Separate legal entities will be retained in each country despite the centralised power, a typical move by the Big Four and one that protects them from liability in on area leaking through to the rest of the business.
People briefed on the plan told the FT that the central European team will decide on partners’ pay, and that it was hoped the move would cut management costs.
The regional grouping will include Germany, France, the Netherlands, Italy, Spain and 20 other western European and north African countries.
The centralised power is scheduled to launched on July 1 and does not include the UK.
Big Four firms have faced criticism that they operate in a way that it global when it suits them, and local when it suits them.

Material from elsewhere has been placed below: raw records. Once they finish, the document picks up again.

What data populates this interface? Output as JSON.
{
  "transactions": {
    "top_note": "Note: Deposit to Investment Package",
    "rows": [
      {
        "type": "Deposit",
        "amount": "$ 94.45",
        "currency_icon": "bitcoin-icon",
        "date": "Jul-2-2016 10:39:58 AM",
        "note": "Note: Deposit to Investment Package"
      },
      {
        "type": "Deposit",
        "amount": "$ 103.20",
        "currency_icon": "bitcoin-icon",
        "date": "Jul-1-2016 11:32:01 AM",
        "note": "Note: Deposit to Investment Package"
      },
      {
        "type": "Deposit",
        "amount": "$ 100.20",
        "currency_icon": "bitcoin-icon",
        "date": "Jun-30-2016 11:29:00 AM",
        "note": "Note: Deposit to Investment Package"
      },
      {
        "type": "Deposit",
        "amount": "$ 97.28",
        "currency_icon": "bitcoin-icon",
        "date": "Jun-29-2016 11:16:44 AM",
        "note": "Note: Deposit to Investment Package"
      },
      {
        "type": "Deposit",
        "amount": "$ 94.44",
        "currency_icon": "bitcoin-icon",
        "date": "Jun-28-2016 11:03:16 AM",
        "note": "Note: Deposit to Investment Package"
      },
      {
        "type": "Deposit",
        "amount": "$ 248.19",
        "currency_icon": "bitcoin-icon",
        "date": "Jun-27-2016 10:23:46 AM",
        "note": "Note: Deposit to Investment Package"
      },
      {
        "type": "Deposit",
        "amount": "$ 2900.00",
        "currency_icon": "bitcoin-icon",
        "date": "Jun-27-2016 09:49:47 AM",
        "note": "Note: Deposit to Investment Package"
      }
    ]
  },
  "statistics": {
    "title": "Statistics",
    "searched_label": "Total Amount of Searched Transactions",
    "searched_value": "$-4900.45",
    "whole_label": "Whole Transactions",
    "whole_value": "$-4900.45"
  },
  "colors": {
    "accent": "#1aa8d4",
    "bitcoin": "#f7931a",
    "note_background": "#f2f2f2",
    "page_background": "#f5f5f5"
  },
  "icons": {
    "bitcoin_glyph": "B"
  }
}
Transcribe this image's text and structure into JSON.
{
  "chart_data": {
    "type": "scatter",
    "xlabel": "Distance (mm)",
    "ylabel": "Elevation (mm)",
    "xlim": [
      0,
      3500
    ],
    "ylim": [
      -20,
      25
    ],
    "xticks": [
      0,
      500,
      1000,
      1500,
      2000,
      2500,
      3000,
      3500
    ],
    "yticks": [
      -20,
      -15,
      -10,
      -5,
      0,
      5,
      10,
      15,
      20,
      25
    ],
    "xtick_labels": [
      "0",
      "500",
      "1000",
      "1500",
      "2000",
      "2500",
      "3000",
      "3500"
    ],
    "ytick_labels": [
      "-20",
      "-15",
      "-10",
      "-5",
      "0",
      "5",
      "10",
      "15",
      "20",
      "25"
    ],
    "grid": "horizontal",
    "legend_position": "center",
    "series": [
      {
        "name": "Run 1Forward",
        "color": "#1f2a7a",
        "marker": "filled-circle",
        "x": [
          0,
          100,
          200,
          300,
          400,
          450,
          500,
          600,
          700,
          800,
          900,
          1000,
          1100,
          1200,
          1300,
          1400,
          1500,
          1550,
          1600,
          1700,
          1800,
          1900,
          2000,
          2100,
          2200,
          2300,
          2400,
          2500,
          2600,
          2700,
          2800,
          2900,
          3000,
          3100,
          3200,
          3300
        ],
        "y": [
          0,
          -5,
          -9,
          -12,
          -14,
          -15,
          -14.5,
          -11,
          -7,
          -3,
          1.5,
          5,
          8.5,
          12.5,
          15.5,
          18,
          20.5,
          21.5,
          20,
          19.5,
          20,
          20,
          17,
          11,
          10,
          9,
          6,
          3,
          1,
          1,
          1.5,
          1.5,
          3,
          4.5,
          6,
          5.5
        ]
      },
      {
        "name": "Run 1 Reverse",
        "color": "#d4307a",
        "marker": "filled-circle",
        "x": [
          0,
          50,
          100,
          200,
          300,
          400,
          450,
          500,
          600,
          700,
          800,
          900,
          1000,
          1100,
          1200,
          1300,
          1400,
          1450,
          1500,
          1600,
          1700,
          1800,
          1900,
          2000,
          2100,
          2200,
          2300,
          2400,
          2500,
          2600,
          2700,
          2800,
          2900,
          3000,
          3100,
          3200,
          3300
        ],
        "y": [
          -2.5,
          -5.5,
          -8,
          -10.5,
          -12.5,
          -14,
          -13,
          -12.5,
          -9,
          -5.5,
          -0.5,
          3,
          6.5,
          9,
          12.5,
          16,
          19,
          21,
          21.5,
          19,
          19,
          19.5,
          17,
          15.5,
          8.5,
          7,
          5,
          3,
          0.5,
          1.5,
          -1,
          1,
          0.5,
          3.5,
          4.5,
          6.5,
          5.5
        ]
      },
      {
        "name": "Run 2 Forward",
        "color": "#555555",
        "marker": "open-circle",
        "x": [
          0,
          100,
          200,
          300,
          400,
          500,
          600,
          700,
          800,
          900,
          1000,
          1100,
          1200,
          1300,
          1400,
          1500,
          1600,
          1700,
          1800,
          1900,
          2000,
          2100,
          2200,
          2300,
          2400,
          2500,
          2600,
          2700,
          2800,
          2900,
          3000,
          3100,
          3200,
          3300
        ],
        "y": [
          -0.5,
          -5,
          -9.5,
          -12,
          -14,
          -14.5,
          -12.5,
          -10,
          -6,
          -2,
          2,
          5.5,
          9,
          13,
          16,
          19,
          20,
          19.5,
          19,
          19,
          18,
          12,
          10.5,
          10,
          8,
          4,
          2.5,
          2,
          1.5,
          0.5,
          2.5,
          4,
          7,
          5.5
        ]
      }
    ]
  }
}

Atul Shah, professor of accounting and finance at City University, told City A.M.: “This is rearranging the deckchairs on the Titanic.
“To regulators, they have always been giving warnings that if you close one down, we will be the Big 3 – so leave us alone, as we are ‘too big to fail’.
“Fundamentally, it’s the leadership culture and aggressively commercial model of these firms which is broken and this cannot be fixed by changing ownership structures.”
In a statement, EY said: “The new Europe West region will allow us to better serve EY clients across this newly combined market.
“This will also bring accelerated development of EY people with access to professional mobility, diversity of knowledge and experience.”